Former Federal Communications Commission Chairman Tom Wheeler took aim at his successor’s plan to eliminate net neutrality rules today, saying that FCC Chairman Ajit Pai is selling out consumers and entrepreneurs at the behest of major Internet service providers.
“ISP monopoly carriers have been trying for four years to get to this point,” Wheeler said, pointing to a 2013 story in The Washington Post about how telecoms were trying to “shift regulation of their broadband businesses to other agencies that don’t have nearly as much power as the FCC.”
Pai’s elimination of net neutrality rules, scheduled for a vote on December 14, will also shift consumer protection responsibility to the Federal Trade Commission and forbid state and local governments from writing their own net neutrality rules.
“It is a classic example of regulatory capture, where the regulatory agency bends to the wishes of those they are supposed to oversee,” Wheeler said today during a press conference with US Rep. Anna Eshoo (D-Calif.) and Sen. Ed Markey (D-Mass.).

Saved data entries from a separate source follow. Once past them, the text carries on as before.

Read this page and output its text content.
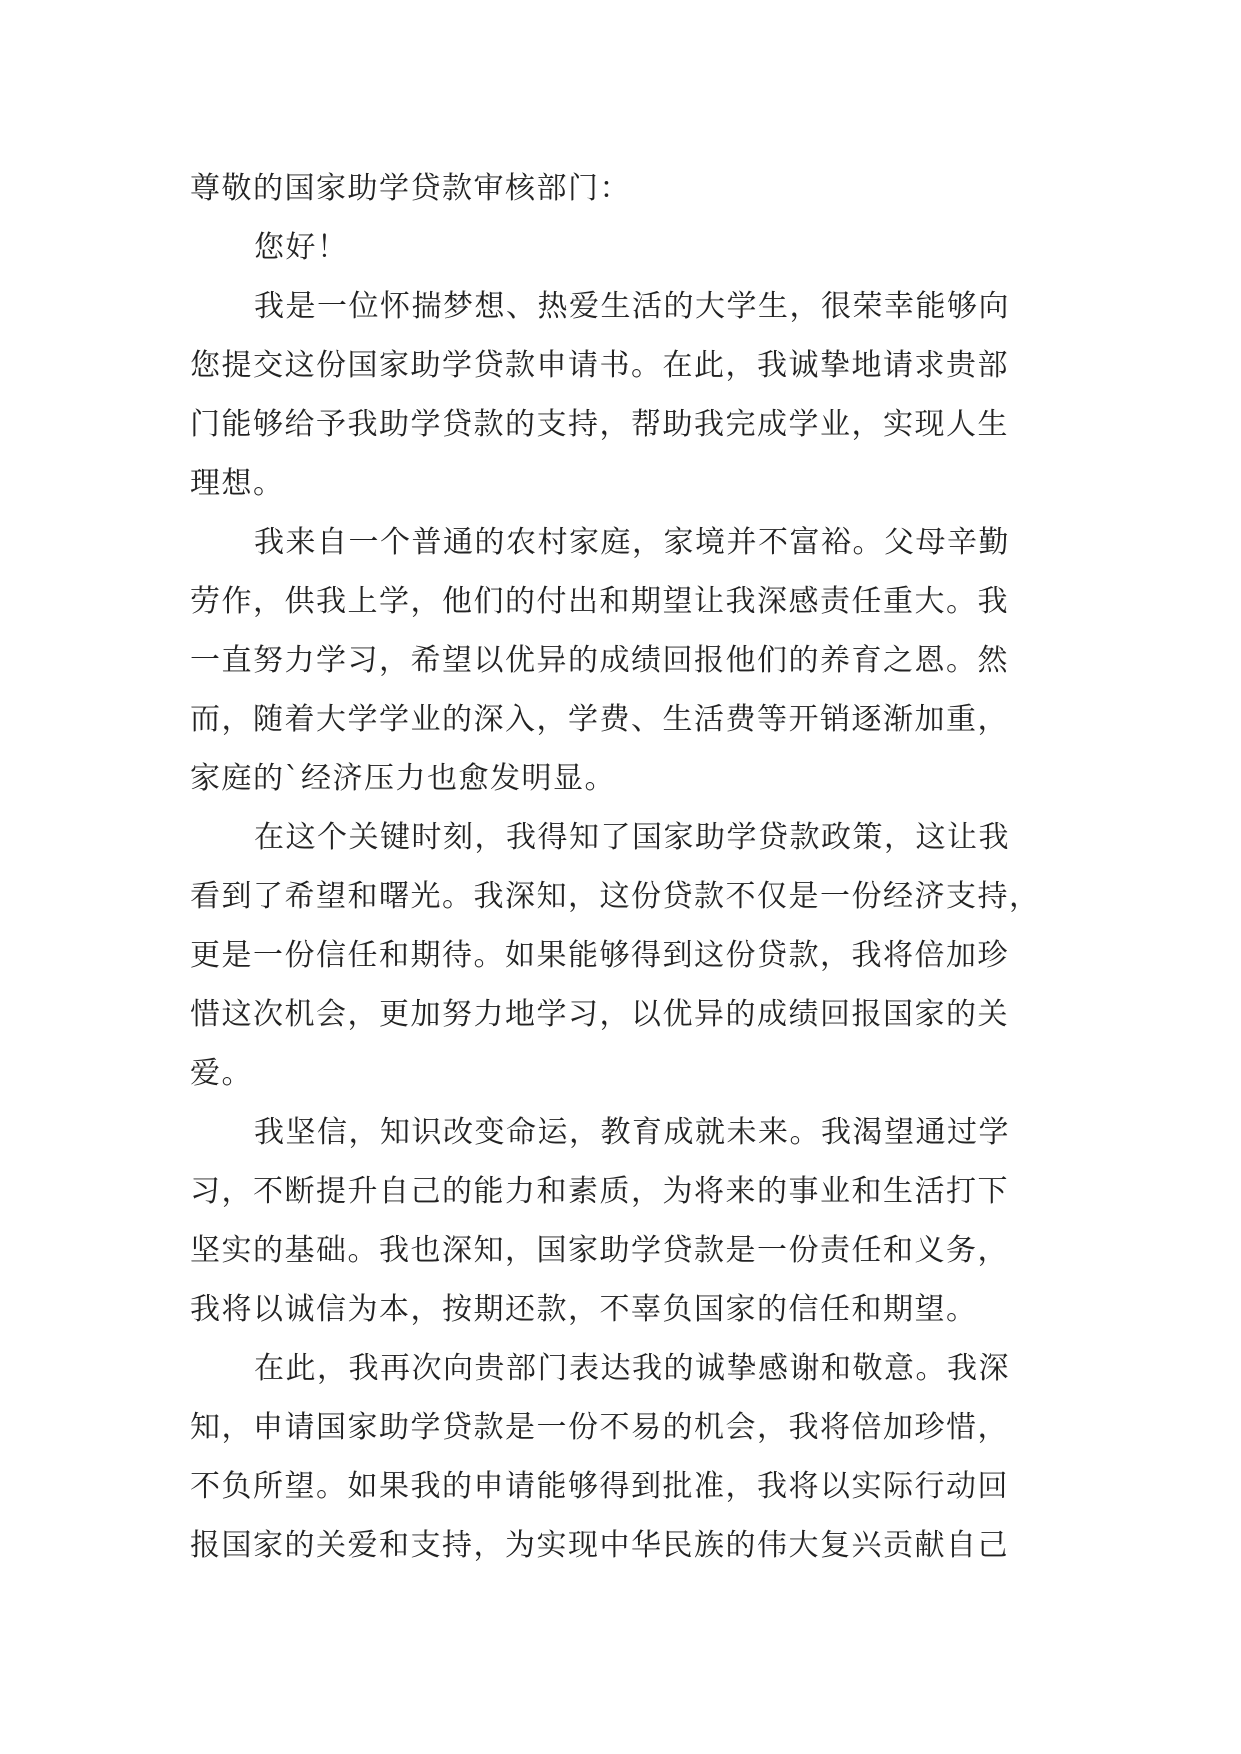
尊敬的国家助学贷款审核部门：
您好！
我是一位怀揣梦想、热爱生活的大学生，很荣幸能够向
您提交这份国家助学贷款申请书。在此，我诚挚地请求贵部
门能够给予我助学贷款的支持，帮助我完成学业，实现人生
理想。
我来自一个普通的农村家庭，家境并不富裕。父母辛勤
劳作，供我上学，他们的付出和期望让我深感责任重大。我
一直努力学习，希望以优异的成绩回报他们的养育之恩。然
而，随着大学学业的深入，学费、生活费等开销逐渐加重，
家庭的`经济压力也愈发明显。
在这个关键时刻，我得知了国家助学贷款政策，这让我
看到了希望和曙光。我深知，这份贷款不仅是一份经济支持，
更是一份信任和期待。如果能够得到这份贷款，我将倍加珍
惜这次机会，更加努力地学习，以优异的成绩回报国家的关
爱。
我坚信，知识改变命运，教育成就未来。我渴望通过学
习，不断提升自己的能力和素质，为将来的事业和生活打下
坚实的基础。我也深知，国家助学贷款是一份责任和义务，
我将以诚信为本，按期还款，不辜负国家的信任和期望。
在此，我再次向贵部门表达我的诚挚感谢和敬意。我深
知，申请国家助学贷款是一份不易的机会，我将倍加珍惜，
不负所望。如果我的申请能够得到批准，我将以实际行动回
报国家的关爱和支持，为实现中华民族的伟大复兴贡献自己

Big ISPs will “make their own rules”
The net neutrality repeal hurts consumers while benefiting large broadband companies such as AT&T, Verizon, Charter, and Comcast, Eshoo said.
“There are essentially four enterprises that are very happy, and the rest of the country is very unhappy [about the repeal],” Eshoo said.
The big ISPs haven’t suffered from the net neutrality rules, Wheeler said. Instead, the rules have been a win-win for businesses that offer services over the Internet and the broadband providers, he said. Venture capital money for Internet-based companies has risen, and ISPs have enjoyed “expansion in profitability and stock prices,” he said.
But eliminating net neutrality regulations will allow the big four ISPs to “make their own rules,” Wheeler said. Wheeler accused the “Trump FCC” of “walking away from the responsibility… to oversee networks” and “walking away from existing consumer protections for a fast, fair, and open Internet.”
The FCC imposed net neutrality rules in 2010, but they were struck down in court in 2014 after Verizon sued. Wheeler’s FCC reinstated the rules and made them stronger in 2015 by reclassifying broadband providers as common carriers, which allowed the new rules to survive a court challenge.
ISPs scale back promises
Wheeler noted that when he was FCC chairman, ISPs made lots of promises about how they would uphold net neutrality even as they urged the FCC to avoid imposing strict rules.
“When we were considering our rule, they were constantly coming in and saying we will not have paid prioritization,” Wheeler said. “Well, you noticed that paid prioritization is off the list now.”
With net neutrality rules now on the chopping block, ISPs are “making no such assurances about not having fast lanes and slow lanes,” Wheeler said.
Wheeler also referred to a statement Verizon made in court in 2013 when the company was trying to eliminate the previous version of the FCC’s net neutrality rules. “The Verizon lawyer said, ‘I have been instructed by my client that I may say, one of the reasons we are appealing is that we intend to prioritize traffic,'” Wheeler said.
Pai’s proposal will eliminate bans on ISPs blocking or throttling traffic and a ban on paid prioritization. Pai’s plan would also remove FCC oversight of network interconnection disputes, such as the ones that harmed Netflix quality on major ISPs before the net neutrality rules were passed.
Wheeler’s FCC didn’t prohibit ISPs from demanding payments for network interconnection, but it set up a complaint process.
“That simple keeping-an-eye-on-what’s-going-on has resulted in the elimination of the interconnection bottlenecks that existed before, and interconnection prices actually going down, just because somebody was watching,” Wheeler said.
FTC can’t act until “the barn has burned down”
Relying on the FTC to police net neutrality will be much less effective than the FCC’s current regime, Wheeler said. The FTC can’t issue net neutrality rules of its own; it can only punish ISPs if they make net neutrality promises and then break them.
“The FTC does not have forward-looking rule-making authority, it can only look backwards,” Wheeler said. “The FTC can’t move until the horse is out of the barn, or actually the barn has burned down.”
Wheeler and Democrats in Congress don’t expect the Republican-controlled FCC to change its mind about scrapping net neutrality rules. There’s also little chance of Congress passing rules to enforce net neutrality, Markey said.
“We are at the point of litigation, not legislation,” Markey said. “I plan to stand side by side with online companies and advocates who plan to challenge the FCC in court… I think we have a very good chance of prevailing in court.”
Disclosure: The Advance/Newhouse Partnership, which owns 13 percent of Charter, is part of Advance Publications. Advance Publications owns Condé Nast, which owns Ars Technica.